Peut-on ignorer la beauté, ne pas la rechercher, ne pas y succomber ? Sans doute... A voir le laid qui se propage et s'érige parfois en modèle, cela doit être possible. Quels sont les avantages de la laideur ?

Naturellement, reste à définir la beauté. Existe t-il des critères du beau ? L'histoire de l'art nous l'affirme et nous dit combien ils changent en fonction de l'époque et du lieu. Ce qui fait se pâmer un moment (les silhouettes callipyges) est durement corrigé dans un autre espace temps, ce qui propose une rupture avec la norme  (les impressionnistes par exemple) est tour à tour mis au pilori et - une fois martyrisé- porté aux nues. Comme s'il existait une  beauté scandaleuse, sauvage qui parle au cœur et au corps (proche des pulsions et de l'indomptable) et une beauté tranquille, civilisée  qui parle à la tête (proche des normes et de la maîtrise). Entre les deux, le chemin incontournable de la domestication.

Il existe une beauté qui nous porte vers la création, vers la vie, vers l'amour et une beauté qui nous porte vers la destruction, la violence et la mort. Entre deux, un tiède et rassurant équilibre. Les extrêmes ont ce même pouvoir hypnotique qui fait que nous échappons à nous-mêmes pour nous fondre dans le spectacle qui s'offre à nous. Nous sommes plus réceptifs à l'un ou à l'autre en fonction de ce qui existe en nous de pulsion de vie, d'attrait pour la mort, de curiosité morbide.

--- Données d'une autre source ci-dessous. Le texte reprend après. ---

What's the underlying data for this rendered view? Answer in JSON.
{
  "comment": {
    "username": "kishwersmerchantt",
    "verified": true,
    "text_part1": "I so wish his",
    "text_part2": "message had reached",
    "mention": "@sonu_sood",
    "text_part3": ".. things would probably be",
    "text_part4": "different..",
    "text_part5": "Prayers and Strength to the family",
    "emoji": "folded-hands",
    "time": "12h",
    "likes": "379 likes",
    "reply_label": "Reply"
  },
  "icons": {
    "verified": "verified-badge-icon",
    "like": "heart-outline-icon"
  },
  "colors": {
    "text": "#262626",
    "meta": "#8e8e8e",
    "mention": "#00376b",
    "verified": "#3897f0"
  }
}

L'objectif du "Aesthetic Movement" anglais (milieu du XIXème siècle) était d'échapper à la laideur et au matérialisme. Le laid c'est l'utile, le beau c'est l'inutile. "L'art pour l'art" entonne ses inconditionnels. Il s'agit de créer un monde (essentiellement décoration intérieure) dominé par l'élégance inspirée du modèle de la Grèce antique et des estampes japonaises. Les tableaux, faïences, objets décoratifs éclatent d'un bleu et d'un blanc lumineux à l'image des porcelaines venues d'Asie. Les femmes aériennes aux mille drapés sont assoupies dans une langueur lascive, bouche à peine ouverte, comme dans l'attente d'un baiser léger. La beauté est une nécessité pour traverser le XIXème siècle industriel dont les émanations puantes rendent irrespirable l'air de Londres.

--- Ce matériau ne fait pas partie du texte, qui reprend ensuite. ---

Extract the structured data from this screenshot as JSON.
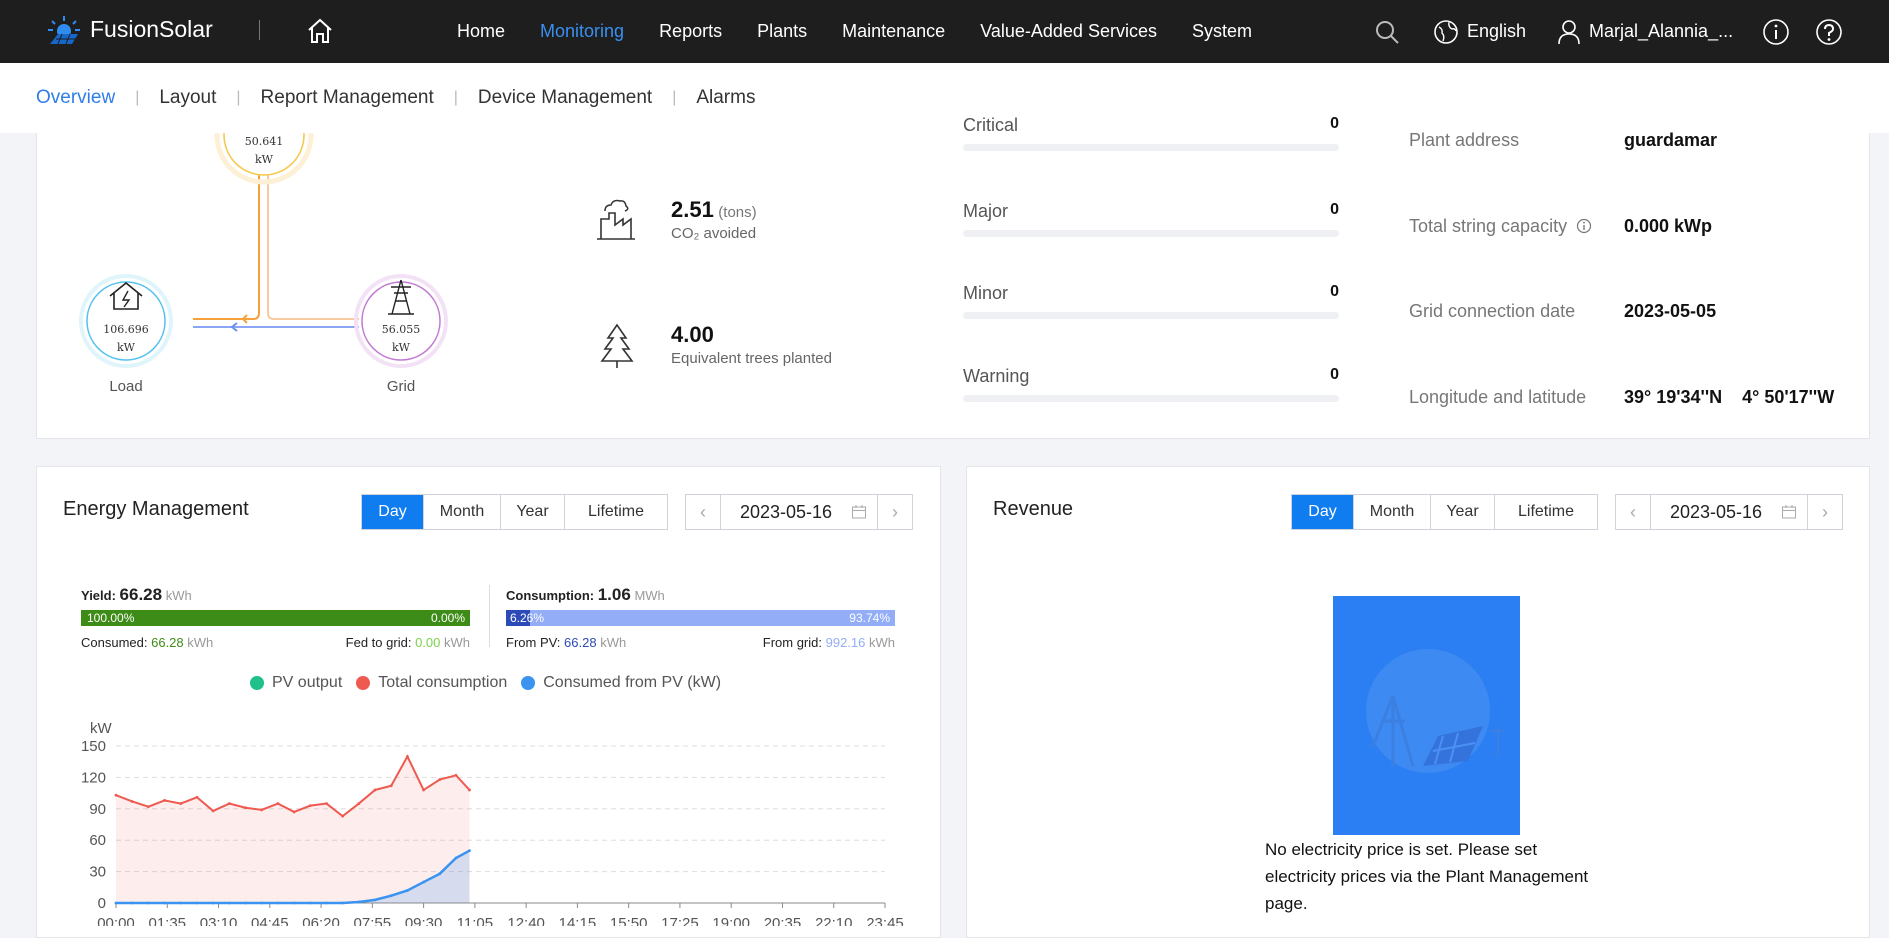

Le musée d'Orsay à Paris présente l'exposition "Beauté, morale et volupté dans l'Angleterre d'Oscar Wilde". On y admire les œuvres des principaux protagonistes du mouvement (Edward Burne-Jones, Frederic Leighton...). Le visiteur se laisse guider par les aphorismes d'Oscar Wilde -impertinente musique littéraire pour déranger l'esprit- semés ça et là entre les toiles.

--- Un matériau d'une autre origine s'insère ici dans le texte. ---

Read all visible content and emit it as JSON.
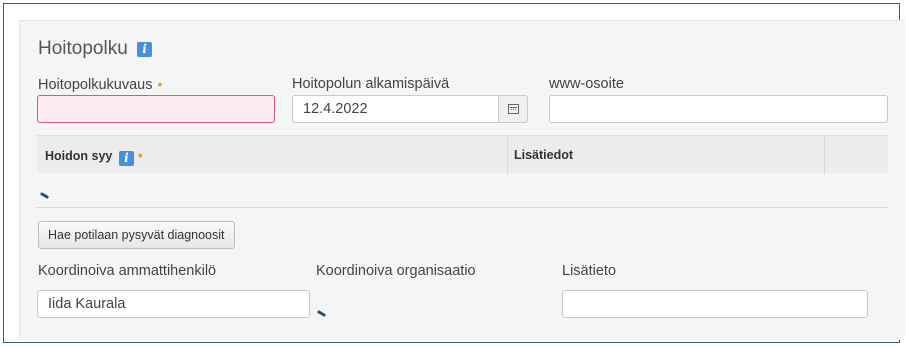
{
  "section": {
    "title": "Hoitopolku",
    "info_icon": "info-icon"
  },
  "fields": {
    "kuvaus": {
      "label": "Hoitopolkukuvaus",
      "required_mark": "•",
      "value": ""
    },
    "alkamispaiva": {
      "label": "Hoitopolun alkamispäivä",
      "value": "12.4.2022",
      "icon": "calendar-icon"
    },
    "www": {
      "label": "www-osoite",
      "value": ""
    }
  },
  "table": {
    "columns": [
      {
        "label": "Hoidon syy",
        "required_mark": "•",
        "info_icon": "info-icon"
      },
      {
        "label": "Lisätiedot"
      },
      {
        "label": ""
      }
    ]
  },
  "actions": {
    "fetch_diagnoses": "Hae potilaan pysyvät diagnoosit"
  },
  "coordination": {
    "professional": {
      "label": "Koordinoiva ammattihenkilö",
      "value": "Iida Kaurala"
    },
    "organisation": {
      "label": "Koordinoiva organisaatio",
      "loading_icon": "loading-icon"
    },
    "lisatieto": {
      "label": "Lisätieto",
      "value": ""
    }
  },
  "colors": {
    "frame": "#2f5f8f",
    "required": "#f39c12",
    "invalid_border": "#d9578a",
    "invalid_bg": "#fdebf1",
    "info": "#4a90d9"
  }
}
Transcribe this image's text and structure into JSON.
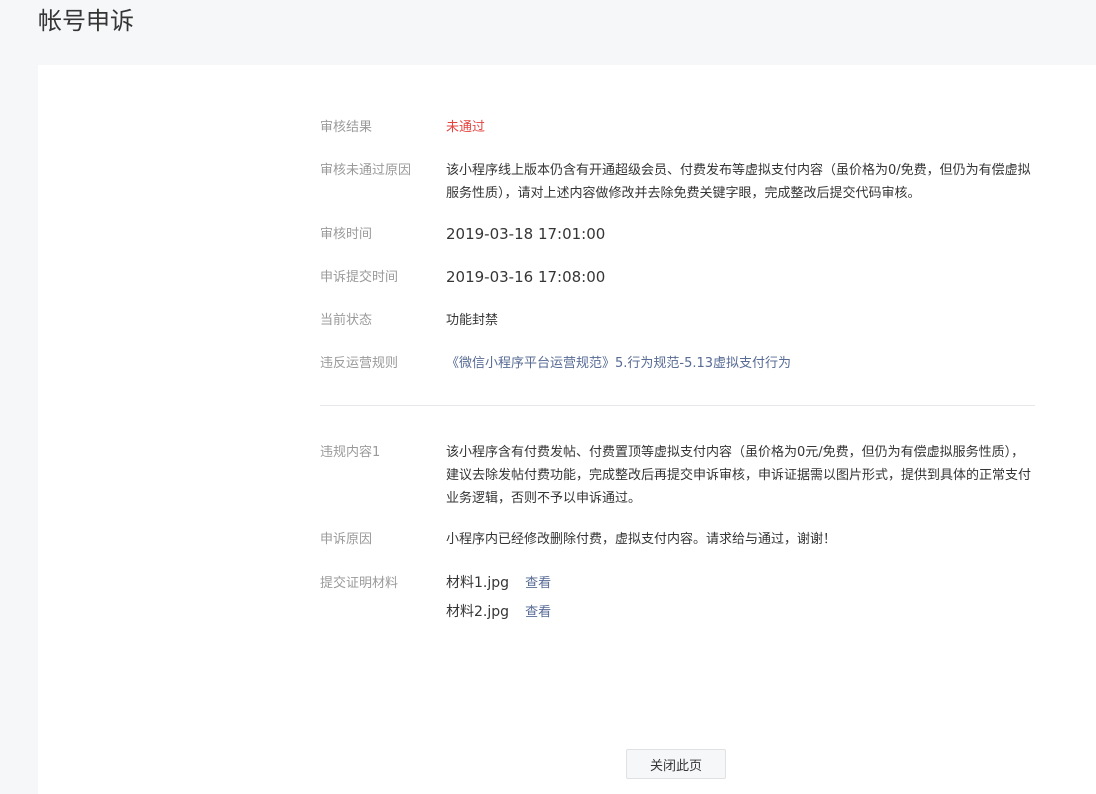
{
  "page": {
    "title": "帐号申诉"
  },
  "review": {
    "result_label": "审核结果",
    "result_value": "未通过",
    "reason_label": "审核未通过原因",
    "reason_value": "该小程序线上版本仍含有开通超级会员、付费发布等虚拟支付内容（虽价格为0/免费，但仍为有偿虚拟服务性质），请对上述内容做修改并去除免费关键字眼，完成整改后提交代码审核。",
    "time_label": "审核时间",
    "time_value": "2019-03-18 17:01:00",
    "submit_time_label": "申诉提交时间",
    "submit_time_value": "2019-03-16 17:08:00",
    "state_label": "当前状态",
    "state_value": "功能封禁",
    "rule_label": "违反运营规则",
    "rule_link": "《微信小程序平台运营规范》5.行为规范-5.13虚拟支付行为"
  },
  "violation": {
    "content_label": "违规内容1",
    "content_value": "该小程序含有付费发帖、付费置顶等虚拟支付内容（虽价格为0元/免费，但仍为有偿虚拟服务性质），建议去除发帖付费功能，完成整改后再提交申诉审核，申诉证据需以图片形式，提供到具体的正常支付业务逻辑，否则不予以申诉通过。",
    "appeal_reason_label": "申诉原因",
    "appeal_reason_value": "小程序内已经修改删除付费，虚拟支付内容。请求给与通过，谢谢！",
    "materials_label": "提交证明材料",
    "materials": [
      {
        "name": "材料1.jpg",
        "action": "查看"
      },
      {
        "name": "材料2.jpg",
        "action": "查看"
      }
    ]
  },
  "footer": {
    "close_label": "关闭此页"
  }
}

Les bons points de cette splendide exposition vont à la richesse des pièces présentées, au magnifique Musée d'Orsay, aux salles supérieures avec vue en cascade sur la Seine, le jardin des Tuileries, les arcades de la rue de Rivoli et au loin le Sacré-cœur : Paris somptueux embrassé en un coup d’œil au travers de l'immense lentille d'une horloge de verre.


La mauvaise note sera pour la quasi illisibilité des informations et commentaires relatifs à l'exposition et la tristesse de la cafétéria nouvellement réaménagée (l'espace incontournable pour se poser, des images de beauté dans la tête...).


Vivre dans un monde où tout serait beauté est-ce concevable ? La beauté a besoin du laid pour exister, de l'utile pour être inutile. 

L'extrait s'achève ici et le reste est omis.